C’est sans doute la première fois en Europe que des citoyens, rejoints par des fondations et des associations, achètent un bâtiment pour le consacrer à la solidarité et à l’hospitalité. Pour l’achat du foncier, le Fonds de dotation RIACE France, la Fondation ARCEAL et un investisseur privé ont apporté plus de 60%. Et quelque 30% du million d’euros nécessaire ont été levés localement, auprès des habitants et des associations soutenant le projet. Les acteurs locaux sont ainsi fortement associés à la propriété et à l’exploitation du tiers lieu.

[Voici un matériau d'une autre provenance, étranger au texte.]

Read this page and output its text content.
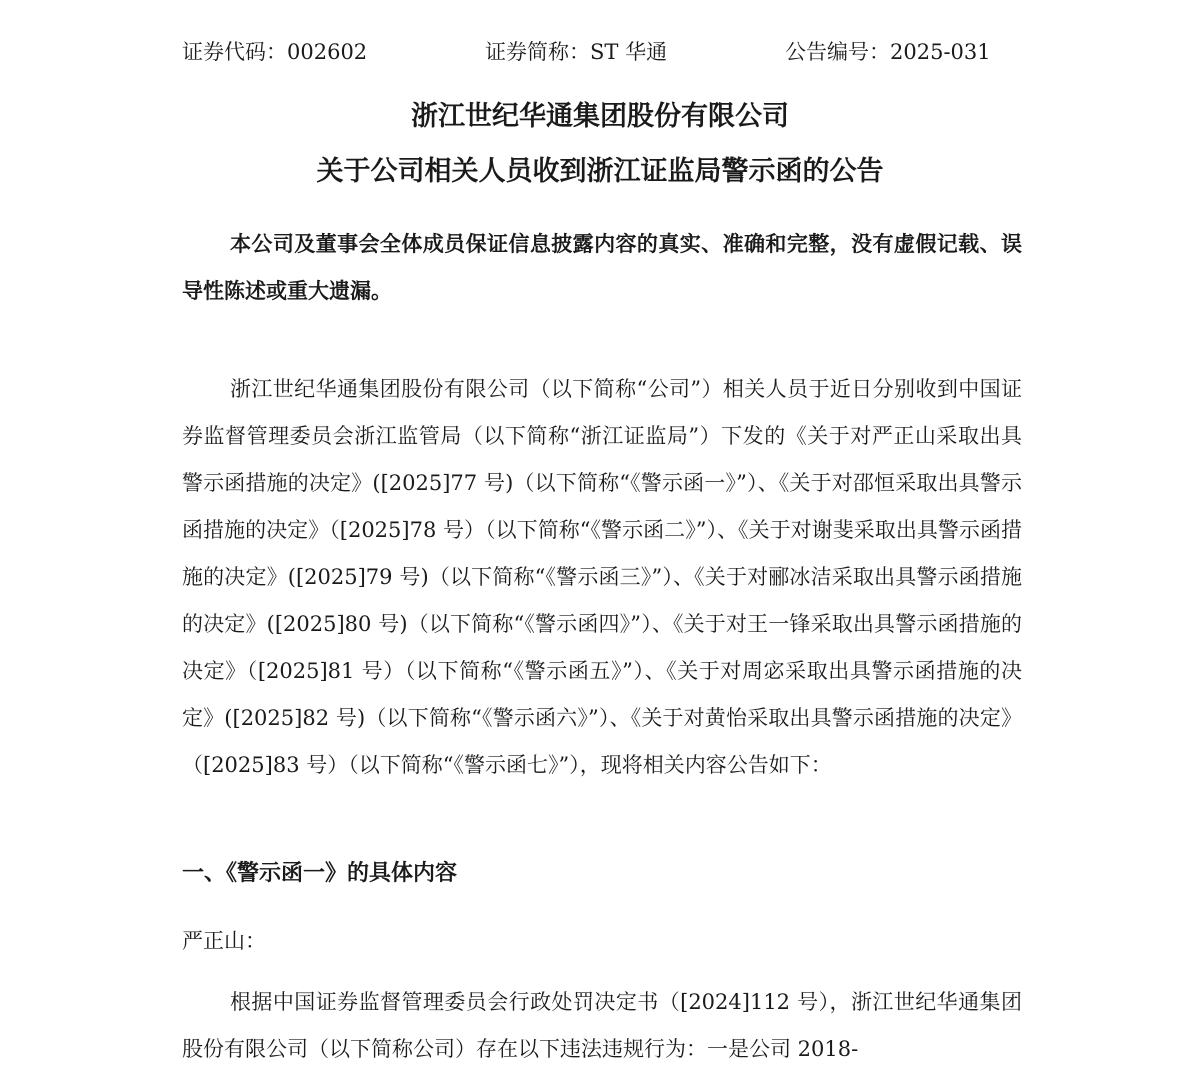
证券代码：002602	证券简称：ST 华通	公告编号：2025-031
浙江世纪华通集团股份有限公司
关于公司相关人员收到浙江证监局警示函的公告
本公司及董事会全体成员保证信息披露内容的真实、准确和完整，没有虚假记载、误导性陈述或重大遗漏。
浙江世纪华通集团股份有限公司（以下简称“公司”）相关人员于近日分别收到中国证券监督管理委员会浙江监管局（以下简称“浙江证监局”）下发的《关于对严正山采取出具警示函措施的决定》([2025]77 号)（以下简称“《警示函一》”）、《关于对邵恒采取出具警示函措施的决定》（[2025]78 号）（以下简称“《警示函二》”）、《关于对谢斐采取出具警示函措施的决定》([2025]79 号)（以下简称“《警示函三》”）、《关于对郦冰洁采取出具警示函措施的决定》([2025]80 号)（以下简称“《警示函四》”）、《关于对王一锋采取出具警示函措施的决定》（[2025]81 号）（以下简称“《警示函五》”）、《关于对周宓采取出具警示函措施的决定》([2025]82 号)（以下简称“《警示函六》”）、《关于对黄怡采取出具警示函措施的决定》（[2025]83 号）（以下简称“《警示函七》”），现将相关内容公告如下：
一、《警示函一》的具体内容
严正山：
根据中国证券监督管理委员会行政处罚决定书（[2024]112 号），浙江世纪华通集团股份有限公司（以下简称公司）存在以下违法违规行为：一是公司 2018-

L’association Les Terrasses Solidaires a retenu un modèle économique s’affranchissant de subventions publiques. Leur création et leur lancement ont notamment reçu le soutien de la Fondation de France (bonus) et d’un groupement d’investisseurs solidaires. Une évidence pour tous : « La Fondation de France s’est engagée dès 2018, pour les aider à structurer leur action, témoigne Cécile Malo. Puis avec le projet des Terrasses, nous avons reconduit notre engagement. Dans plusieurs directions : apport financier bien sûr, mais aussi réseau, conseil, appui méthodologique et même réconfort moral ! »

Par ailleurs, les activités sur place vont se traduire par la création de 2,5 équivalents temps plein, en attendant le transfert d’une dizaine d’emplois en 2022.

 

Avec l’appui des pouvoirs publics ?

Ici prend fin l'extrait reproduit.